Goiter and Multinodular Goiter

Goiter essentially means an enlargement of the thyroid, which is the butterfly-shaped gland located at the lower front of the neck. Goiters can be a Goiter essentially means an enlargement of the thyroid, which is the butterfly-shaped gland located at the lower front of the neck. Goiters can be an enlargement of only a portion, or of the entire thyroid, and are often referred to as multinodular goiters because they involve multiple nodules. At Mount Sinai’s Center for Thyroid and Parathyroid Diseases, our team of thyroid physicians and surgeons monitors (clinically observes) and treats goiters of all types. Small goiters not causing physical issues often do not require treatment; however, a large goiter may require surgery, as it can cause difficulties with swallowing, breathing, and/or voice.

Causes and Risk Factors for Goiter

Worldwide, the most common cause of goiter is an iodine-deficient diet. Iodine is essential for the production of thyroid hormones and can be found in foods such as dried seaweed, cod fish, shrimp, yogurt, turkey, cranberries, tuna, white bread, and eggs. Additionally, a family history of goiters and certain genetic factors and diseases have been correlated with goiter. Some conditions that may cause a goiter include Grave’s disease (autoimmune disease), Hashimoto’s disease (autoimmune disease associated with underproduction of thyroid hormones), exposure to radiation, and thyroiditis (inflammation due to a virus or occurring within a year after childbirth).

Signs and Symptoms of Goiter

Goiter can cause many symptoms, including the following:

  • Swelling of the thyroid gland in the front of the neck
  • A feeling of tightness in the throat
  • Hoarseness
  • Dizziness when arms are raised above the head
  • Difficulty swallowing or breathing
  • Coughing or wheezing

Additional symptoms may occur if an individual also has hyperthyroidism (overactive thyroid) or hypothyroidism (underactive thyroid). Symptoms of hyperthyroidism include increased heartbeat, sweating, agitation, and/or weight loss. Symptoms of hypothyroidism include weight gain, dry skin, and/or fatigue.

Diagnosis of Goiter

If your physician suspects or detects an enlarged thyroid during a physical exam, various tests may be performed to determine goiter. These include:

  • Hormone testing for hyper- or hypothyroidism: This blood test measures the amount of hormones your thyroid and pituitary glands are producing.
  • Antibody tests: These blood tests assess antibodies, which normally help thwart viruses and other agents that may cause disease or infection. However, in some thyroid diseases, the body can produce antibodies against normal thyroid receptors, causing a hormone imbalance.
  • Ultrasound of the thyroid: A physician will hold a wand-like device over your neck as sound waves form images on a computer screen. The images will reveal the size of your thyroid gland and whether it contains nodules.
  • CT scan or MRI of the thyroid: This test, which can measure the size of a growing goiter, may be required if the goiter has spread into the chest.
  • Fine needle aspiration (FNA) biopsy: This is an office test that can sample the cells in a thyroid nodule and help assess risk for malignancy. The sample can even be sent for additional genetic testing for more accurate prediction when necessary.

Treatments for Goiter

Treatment for goiter depends on the size of the thyroid gland, your symptoms, and the cause of your condition.
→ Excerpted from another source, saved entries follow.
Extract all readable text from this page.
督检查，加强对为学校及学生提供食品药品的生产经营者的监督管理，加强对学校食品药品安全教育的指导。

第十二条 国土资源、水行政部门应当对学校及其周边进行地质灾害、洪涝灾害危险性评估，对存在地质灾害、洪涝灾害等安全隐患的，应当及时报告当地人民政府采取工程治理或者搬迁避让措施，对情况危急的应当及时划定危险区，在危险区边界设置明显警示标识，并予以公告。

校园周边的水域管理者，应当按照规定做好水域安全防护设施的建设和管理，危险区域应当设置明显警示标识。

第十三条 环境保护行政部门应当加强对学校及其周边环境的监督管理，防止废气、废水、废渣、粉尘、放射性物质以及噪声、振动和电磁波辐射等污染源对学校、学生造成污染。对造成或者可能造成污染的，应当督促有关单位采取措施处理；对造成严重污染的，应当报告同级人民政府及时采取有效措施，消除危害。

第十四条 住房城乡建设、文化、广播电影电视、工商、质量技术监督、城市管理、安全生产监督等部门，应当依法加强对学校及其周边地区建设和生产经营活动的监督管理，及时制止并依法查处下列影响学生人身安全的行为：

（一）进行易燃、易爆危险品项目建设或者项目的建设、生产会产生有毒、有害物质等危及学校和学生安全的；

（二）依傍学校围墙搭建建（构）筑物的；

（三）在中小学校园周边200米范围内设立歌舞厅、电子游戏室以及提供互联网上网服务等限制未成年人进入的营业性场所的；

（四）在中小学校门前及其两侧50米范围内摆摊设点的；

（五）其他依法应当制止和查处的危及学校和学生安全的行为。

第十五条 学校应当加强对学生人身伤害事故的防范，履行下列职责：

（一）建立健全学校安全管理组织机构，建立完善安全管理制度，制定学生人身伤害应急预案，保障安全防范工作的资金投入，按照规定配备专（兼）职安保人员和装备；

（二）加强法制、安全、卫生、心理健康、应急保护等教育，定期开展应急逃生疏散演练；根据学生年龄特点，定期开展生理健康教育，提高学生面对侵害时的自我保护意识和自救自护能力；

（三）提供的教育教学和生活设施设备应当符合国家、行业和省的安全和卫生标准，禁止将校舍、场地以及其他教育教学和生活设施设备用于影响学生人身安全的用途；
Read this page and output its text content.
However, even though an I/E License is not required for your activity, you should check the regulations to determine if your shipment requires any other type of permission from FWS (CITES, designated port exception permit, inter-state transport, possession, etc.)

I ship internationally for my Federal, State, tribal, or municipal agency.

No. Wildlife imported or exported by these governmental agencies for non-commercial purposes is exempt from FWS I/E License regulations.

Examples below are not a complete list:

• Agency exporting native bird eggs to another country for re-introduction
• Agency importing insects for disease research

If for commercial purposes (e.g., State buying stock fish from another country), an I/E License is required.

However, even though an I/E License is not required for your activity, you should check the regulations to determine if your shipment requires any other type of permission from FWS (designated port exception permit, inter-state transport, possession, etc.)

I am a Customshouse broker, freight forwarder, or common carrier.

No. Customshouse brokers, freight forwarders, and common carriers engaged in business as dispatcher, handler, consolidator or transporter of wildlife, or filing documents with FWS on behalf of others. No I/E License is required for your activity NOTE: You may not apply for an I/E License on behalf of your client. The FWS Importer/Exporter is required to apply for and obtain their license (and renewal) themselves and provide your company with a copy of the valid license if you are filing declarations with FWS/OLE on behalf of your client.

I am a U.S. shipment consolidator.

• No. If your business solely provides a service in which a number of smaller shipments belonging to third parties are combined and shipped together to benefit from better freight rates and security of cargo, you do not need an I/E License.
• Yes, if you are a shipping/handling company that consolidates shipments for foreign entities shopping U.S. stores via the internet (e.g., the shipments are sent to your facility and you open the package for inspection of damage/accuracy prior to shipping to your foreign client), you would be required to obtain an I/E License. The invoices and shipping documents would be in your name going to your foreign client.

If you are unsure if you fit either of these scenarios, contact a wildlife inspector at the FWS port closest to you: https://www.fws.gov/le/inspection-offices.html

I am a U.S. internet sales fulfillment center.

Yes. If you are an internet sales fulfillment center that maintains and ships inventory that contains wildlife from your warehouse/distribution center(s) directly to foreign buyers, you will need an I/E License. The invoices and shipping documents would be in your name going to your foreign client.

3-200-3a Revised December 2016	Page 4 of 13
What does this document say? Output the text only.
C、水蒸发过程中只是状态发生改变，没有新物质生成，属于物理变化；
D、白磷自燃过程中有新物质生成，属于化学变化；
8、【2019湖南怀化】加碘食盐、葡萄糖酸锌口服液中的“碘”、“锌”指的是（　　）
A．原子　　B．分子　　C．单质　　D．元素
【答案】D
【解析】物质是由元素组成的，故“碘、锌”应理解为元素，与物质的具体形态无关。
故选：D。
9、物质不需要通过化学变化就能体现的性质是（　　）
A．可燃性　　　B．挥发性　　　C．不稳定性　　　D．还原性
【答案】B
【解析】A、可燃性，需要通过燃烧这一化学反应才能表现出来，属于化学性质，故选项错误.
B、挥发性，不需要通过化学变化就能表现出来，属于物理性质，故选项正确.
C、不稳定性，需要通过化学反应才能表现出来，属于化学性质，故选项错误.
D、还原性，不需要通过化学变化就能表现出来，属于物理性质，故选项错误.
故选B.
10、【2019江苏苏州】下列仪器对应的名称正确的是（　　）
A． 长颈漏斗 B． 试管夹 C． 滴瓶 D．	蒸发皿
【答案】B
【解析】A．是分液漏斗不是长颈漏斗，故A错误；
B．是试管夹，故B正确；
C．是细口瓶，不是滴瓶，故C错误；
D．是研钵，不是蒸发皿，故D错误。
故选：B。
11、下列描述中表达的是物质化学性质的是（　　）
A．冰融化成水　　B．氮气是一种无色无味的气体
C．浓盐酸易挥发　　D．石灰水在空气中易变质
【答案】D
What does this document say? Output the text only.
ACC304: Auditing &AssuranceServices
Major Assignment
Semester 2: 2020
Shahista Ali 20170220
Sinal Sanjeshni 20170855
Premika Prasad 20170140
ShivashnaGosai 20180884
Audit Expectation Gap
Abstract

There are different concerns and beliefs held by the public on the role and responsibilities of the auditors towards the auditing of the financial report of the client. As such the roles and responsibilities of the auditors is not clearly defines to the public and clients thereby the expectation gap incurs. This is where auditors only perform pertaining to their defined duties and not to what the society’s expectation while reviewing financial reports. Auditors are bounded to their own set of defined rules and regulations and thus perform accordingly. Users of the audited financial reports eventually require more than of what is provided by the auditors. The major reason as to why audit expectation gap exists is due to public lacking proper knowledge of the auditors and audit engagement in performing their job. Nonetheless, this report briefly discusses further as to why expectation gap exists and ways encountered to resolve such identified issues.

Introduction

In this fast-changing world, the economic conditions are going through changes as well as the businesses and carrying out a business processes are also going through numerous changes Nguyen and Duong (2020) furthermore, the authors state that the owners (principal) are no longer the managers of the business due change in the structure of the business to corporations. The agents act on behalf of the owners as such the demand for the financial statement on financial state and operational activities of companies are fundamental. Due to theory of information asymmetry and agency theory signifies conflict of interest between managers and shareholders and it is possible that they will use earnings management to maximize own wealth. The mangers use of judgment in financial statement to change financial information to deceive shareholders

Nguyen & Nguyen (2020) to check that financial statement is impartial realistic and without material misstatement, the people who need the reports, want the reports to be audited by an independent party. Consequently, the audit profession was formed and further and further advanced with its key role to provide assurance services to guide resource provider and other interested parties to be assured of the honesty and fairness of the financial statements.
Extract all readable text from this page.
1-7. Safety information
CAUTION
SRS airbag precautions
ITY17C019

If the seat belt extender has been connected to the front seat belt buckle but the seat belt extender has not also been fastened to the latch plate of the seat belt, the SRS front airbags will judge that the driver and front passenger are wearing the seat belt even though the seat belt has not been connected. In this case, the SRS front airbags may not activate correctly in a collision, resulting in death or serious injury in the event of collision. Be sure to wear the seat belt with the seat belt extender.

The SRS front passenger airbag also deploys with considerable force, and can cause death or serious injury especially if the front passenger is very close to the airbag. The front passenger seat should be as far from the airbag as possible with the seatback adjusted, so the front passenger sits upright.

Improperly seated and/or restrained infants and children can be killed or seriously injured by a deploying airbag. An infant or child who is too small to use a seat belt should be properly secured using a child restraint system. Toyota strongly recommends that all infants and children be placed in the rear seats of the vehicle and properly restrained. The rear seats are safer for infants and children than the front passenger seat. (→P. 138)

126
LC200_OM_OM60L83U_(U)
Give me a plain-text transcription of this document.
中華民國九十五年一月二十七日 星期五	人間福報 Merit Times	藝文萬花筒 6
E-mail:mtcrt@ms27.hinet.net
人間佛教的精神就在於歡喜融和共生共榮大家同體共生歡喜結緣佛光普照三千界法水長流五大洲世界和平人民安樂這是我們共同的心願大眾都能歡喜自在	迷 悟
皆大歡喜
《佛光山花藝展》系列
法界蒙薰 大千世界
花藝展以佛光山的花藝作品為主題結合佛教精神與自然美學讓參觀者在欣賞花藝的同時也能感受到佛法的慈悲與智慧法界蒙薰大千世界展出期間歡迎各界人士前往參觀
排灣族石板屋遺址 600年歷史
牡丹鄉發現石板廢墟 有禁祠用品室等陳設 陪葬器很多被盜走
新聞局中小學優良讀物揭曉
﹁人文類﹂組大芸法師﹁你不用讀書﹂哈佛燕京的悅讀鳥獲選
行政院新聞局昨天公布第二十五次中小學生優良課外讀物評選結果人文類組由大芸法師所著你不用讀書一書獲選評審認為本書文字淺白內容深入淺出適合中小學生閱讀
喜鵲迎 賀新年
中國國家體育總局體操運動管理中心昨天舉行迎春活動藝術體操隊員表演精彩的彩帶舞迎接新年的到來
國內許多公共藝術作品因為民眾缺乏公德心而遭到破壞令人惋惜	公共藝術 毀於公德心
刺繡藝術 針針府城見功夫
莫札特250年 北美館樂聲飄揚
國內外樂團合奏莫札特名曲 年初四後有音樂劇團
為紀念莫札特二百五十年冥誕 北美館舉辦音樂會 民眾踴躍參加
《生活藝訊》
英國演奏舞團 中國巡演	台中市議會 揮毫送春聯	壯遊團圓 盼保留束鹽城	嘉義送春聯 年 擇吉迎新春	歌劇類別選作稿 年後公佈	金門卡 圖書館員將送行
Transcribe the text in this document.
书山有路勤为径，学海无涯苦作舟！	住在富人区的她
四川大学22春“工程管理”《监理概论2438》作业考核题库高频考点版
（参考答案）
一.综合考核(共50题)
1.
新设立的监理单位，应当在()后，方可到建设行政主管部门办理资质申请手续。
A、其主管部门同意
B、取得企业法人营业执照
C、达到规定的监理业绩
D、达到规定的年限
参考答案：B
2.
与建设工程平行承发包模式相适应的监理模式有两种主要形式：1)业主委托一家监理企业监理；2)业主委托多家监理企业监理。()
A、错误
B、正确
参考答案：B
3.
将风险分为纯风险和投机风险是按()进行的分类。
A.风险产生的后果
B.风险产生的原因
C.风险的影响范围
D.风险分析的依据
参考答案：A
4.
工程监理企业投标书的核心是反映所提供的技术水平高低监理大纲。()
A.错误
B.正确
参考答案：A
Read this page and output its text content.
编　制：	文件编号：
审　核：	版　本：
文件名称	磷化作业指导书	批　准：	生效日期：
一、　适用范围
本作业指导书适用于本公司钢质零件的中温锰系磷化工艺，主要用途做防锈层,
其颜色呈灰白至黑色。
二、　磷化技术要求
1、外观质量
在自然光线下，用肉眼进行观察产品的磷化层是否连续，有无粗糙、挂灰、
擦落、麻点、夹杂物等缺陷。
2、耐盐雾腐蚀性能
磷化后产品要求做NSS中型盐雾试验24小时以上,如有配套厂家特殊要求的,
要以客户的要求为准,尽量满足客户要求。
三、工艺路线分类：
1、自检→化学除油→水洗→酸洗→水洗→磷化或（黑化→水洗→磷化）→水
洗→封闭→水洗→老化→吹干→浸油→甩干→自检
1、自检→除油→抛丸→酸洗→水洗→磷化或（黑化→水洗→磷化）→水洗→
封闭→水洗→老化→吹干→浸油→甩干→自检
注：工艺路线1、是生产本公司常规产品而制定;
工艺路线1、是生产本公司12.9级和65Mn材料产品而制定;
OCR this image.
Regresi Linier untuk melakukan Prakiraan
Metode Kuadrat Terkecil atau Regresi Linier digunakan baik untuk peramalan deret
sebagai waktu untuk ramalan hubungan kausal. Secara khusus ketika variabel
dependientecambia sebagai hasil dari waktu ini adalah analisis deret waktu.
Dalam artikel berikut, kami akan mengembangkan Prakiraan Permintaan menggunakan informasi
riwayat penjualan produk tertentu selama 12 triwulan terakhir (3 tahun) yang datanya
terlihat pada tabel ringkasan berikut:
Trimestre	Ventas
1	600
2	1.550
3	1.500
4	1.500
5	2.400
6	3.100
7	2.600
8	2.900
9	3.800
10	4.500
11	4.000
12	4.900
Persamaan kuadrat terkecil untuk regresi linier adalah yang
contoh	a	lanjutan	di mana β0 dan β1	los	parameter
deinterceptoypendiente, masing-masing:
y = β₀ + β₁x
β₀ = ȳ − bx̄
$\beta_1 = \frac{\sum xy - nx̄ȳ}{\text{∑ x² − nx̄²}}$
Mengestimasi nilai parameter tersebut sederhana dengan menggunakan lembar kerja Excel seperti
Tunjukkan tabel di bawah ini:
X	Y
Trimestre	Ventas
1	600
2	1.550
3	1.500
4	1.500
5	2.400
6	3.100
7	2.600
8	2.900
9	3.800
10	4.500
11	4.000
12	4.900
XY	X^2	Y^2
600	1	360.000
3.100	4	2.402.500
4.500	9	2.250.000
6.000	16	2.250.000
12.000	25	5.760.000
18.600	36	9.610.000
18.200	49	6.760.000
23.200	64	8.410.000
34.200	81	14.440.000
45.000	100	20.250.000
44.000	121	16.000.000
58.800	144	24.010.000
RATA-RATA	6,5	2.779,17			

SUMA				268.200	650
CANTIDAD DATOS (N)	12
Given these variables, your physician may recommend:

  • Observing/”watchful waiting”: Even if your goiter is small enough not to warrant immediate treatment, it most likely will require regular monitoring for any potential changes in size.
  • Medications: If the cause of the goiter is underactive thyroid (hypothyroidism), levothyroxine may be prescribed. Other medications are available for an overactive thyroid (hyperthyroidism) as well, such as methimazole and propylthiouracil. Aspirin may also be prescribed if the cause of the goiter is inflammation.
  • Radioactive iodine treatment: Sometimes for overactive thyroid glands, this treatment is recommended, as the radioactive iodine (taken orally) can kill thyroid cells and shrink the gland. Patients often need to take thyroid hormone replacement therapy after this treatment for the remainder of their lives.
  • Surgery: An operation may be recommended to remove the thyroid or part of it if the goiter is large and causing difficulties breathing and swallowing. Surgery may also be performed in cases where biopsying a goiter has revealed a thyroid cancer. Patients may need to take thyroid hormone replacement for the remainder of their lives, depending on the amount of thyroid that is removed.